Under The Skin - How Eczema Impacts Mental Health

Anyone who suffers from eczema or other skin conditions, or has loved ones affected by them, know just how debilitating they can be. Their effects can extend far beyond the visible symptoms and can be far worse than simply experiencing itchy, dry skin from time to time.

For some, it means living with constant pain and irritation that requires ongoing treatment and constant attention. The effects of these kinds of skin conditions reach much deeper than the skin itself and they can have a massive impact on every aspect of life; socialising, finances, relationships, career and particularly mental health. 

 

Eczema, also known as Atopic Dermatitis, is an inflammation of the skin, causing itching that can be accompanied by crusting, scaling or blisters. It's fairly common, affecting nearly 1/3 of the population at some stage of their life. The number of people who regularly deal with a skin condition like eczema is on the rise in the UK and worldwide.

Eczema can develop for a number of reasons, including climate, lifestyle, hygiene and genetics. The skin can easily become infected, causing pain, inflammation and lack of sleep.

Whilst the physical pain and discomfort receives the most attention, acknowledgement and treatment over time, the toll on emotional and mental wellbeing is only just coming to light recently.

Research is showing that sufferers are 44% more likely to display suicidal behaviour. During flare-ups, it's common to be unable to sleep for days at a time or experience affection and intimacy. 

 

 

Jessica Livingstone is 25 years old woman who has suffered from debilitating eczema that has sometimes caused her to scratch her skin raw. She has had to arrange her entire life around the disease, needing to work two casual jobs in order to cope with the time and cost of managing her condition and flare-ups. She says that school felt like torture, combining physical pain with bullying and social isolation.

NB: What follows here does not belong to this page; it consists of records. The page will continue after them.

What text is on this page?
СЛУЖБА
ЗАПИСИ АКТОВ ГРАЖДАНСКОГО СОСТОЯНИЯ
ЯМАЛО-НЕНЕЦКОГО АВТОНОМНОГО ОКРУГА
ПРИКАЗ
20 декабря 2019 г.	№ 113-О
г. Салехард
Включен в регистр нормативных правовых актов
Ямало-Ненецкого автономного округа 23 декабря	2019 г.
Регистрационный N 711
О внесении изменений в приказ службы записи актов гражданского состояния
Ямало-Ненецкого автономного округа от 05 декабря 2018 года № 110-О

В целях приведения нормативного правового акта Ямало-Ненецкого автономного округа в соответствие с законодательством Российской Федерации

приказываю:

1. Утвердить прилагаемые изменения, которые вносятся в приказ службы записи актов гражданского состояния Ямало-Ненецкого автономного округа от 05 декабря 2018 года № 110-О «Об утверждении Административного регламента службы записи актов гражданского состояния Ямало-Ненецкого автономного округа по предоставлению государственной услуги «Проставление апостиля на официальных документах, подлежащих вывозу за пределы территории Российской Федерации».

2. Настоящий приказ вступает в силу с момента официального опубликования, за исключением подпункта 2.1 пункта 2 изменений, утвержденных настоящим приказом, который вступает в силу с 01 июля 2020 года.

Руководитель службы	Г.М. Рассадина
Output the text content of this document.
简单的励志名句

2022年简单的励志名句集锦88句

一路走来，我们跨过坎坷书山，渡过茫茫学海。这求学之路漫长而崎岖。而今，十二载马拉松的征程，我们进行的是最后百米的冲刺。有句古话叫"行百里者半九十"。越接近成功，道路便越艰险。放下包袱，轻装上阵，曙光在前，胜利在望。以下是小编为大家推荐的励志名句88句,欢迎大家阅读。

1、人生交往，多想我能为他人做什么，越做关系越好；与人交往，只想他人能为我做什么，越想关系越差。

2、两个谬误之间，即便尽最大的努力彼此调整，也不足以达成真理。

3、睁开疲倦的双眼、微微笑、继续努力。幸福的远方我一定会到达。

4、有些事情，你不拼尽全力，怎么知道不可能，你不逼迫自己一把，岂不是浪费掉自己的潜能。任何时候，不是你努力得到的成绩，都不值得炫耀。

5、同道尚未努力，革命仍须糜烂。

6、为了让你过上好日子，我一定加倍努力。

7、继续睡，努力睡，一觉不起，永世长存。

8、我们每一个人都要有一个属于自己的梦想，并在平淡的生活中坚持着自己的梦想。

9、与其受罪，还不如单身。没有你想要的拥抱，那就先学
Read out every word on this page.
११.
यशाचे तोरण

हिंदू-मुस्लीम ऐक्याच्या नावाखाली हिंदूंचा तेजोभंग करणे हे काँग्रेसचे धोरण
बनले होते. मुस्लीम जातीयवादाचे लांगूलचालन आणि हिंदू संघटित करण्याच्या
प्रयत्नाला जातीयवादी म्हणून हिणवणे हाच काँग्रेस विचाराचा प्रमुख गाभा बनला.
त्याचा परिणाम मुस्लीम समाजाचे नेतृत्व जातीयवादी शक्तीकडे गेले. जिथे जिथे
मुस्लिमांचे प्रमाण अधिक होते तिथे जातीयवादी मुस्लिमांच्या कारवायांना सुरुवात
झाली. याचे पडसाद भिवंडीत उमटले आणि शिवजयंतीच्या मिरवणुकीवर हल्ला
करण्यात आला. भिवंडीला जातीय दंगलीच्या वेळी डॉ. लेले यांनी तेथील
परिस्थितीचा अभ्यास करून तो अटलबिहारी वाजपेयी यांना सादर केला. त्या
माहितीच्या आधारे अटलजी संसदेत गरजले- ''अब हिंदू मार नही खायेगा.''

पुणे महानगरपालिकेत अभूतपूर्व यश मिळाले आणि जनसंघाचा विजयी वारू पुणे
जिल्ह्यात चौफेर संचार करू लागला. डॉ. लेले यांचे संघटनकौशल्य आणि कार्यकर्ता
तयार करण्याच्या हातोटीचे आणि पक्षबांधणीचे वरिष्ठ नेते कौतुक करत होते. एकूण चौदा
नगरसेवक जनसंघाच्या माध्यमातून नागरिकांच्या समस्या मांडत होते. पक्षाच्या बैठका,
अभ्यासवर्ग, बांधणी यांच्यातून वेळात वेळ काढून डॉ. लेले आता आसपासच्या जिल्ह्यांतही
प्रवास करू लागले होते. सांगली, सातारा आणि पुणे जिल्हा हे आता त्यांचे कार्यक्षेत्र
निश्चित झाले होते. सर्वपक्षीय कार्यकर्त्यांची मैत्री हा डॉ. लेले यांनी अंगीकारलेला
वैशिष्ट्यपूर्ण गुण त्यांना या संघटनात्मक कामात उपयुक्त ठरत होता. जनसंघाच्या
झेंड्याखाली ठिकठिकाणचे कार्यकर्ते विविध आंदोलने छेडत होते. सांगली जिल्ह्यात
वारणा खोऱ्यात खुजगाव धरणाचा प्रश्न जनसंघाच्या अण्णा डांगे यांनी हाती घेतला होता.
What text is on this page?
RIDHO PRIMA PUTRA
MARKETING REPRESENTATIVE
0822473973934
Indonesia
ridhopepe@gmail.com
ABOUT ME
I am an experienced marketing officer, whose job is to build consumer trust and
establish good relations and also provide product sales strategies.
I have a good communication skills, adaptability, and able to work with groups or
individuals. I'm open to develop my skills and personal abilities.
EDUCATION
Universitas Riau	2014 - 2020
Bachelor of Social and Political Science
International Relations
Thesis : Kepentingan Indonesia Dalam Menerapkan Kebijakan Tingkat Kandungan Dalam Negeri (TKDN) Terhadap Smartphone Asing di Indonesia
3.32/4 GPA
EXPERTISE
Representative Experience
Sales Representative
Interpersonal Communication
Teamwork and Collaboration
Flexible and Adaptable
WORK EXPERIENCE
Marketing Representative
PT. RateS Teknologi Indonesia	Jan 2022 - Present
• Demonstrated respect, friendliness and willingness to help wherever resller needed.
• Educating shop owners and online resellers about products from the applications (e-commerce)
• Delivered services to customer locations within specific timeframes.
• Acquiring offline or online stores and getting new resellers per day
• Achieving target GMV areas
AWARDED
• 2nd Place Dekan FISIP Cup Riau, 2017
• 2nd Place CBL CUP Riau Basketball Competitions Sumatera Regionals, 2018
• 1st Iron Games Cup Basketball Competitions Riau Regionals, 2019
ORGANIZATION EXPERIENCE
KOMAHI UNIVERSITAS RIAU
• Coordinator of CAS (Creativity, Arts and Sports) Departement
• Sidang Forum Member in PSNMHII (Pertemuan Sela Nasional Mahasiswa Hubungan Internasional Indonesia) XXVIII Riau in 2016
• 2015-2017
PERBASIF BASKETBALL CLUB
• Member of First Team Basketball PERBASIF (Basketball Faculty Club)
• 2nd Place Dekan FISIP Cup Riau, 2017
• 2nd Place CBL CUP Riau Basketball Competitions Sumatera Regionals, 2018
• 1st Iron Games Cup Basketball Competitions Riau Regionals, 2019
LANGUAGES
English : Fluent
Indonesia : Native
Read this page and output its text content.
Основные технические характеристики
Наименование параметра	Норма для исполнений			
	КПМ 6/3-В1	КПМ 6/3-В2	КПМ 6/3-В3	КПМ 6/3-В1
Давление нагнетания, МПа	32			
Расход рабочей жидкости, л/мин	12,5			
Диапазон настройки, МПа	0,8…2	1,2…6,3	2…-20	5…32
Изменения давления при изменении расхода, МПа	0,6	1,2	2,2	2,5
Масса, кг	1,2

"When I was in primary school I remember being bullied. Kids would say I've got a disease that is contagious and disgusting... constant stuff. Basically, I didn't have any friends in primary school or high school."

On top of dealing with the physical symptoms, oftentimes Jessica didn't even want to leave the house due to the discomfort of wearing clothes and fear of social embarrassment. That combined with the ongoing seeking and cost of new treatments to manage her condition, Jessica was left battling with anxiety and depression as well.

"It messes around with your mental health and your day-to-day life. You don't feel like leaving the house because everyone stares at you. I can't war a bra because it is too uncomfortable, especially when I have rashes so I don't want to leave the house."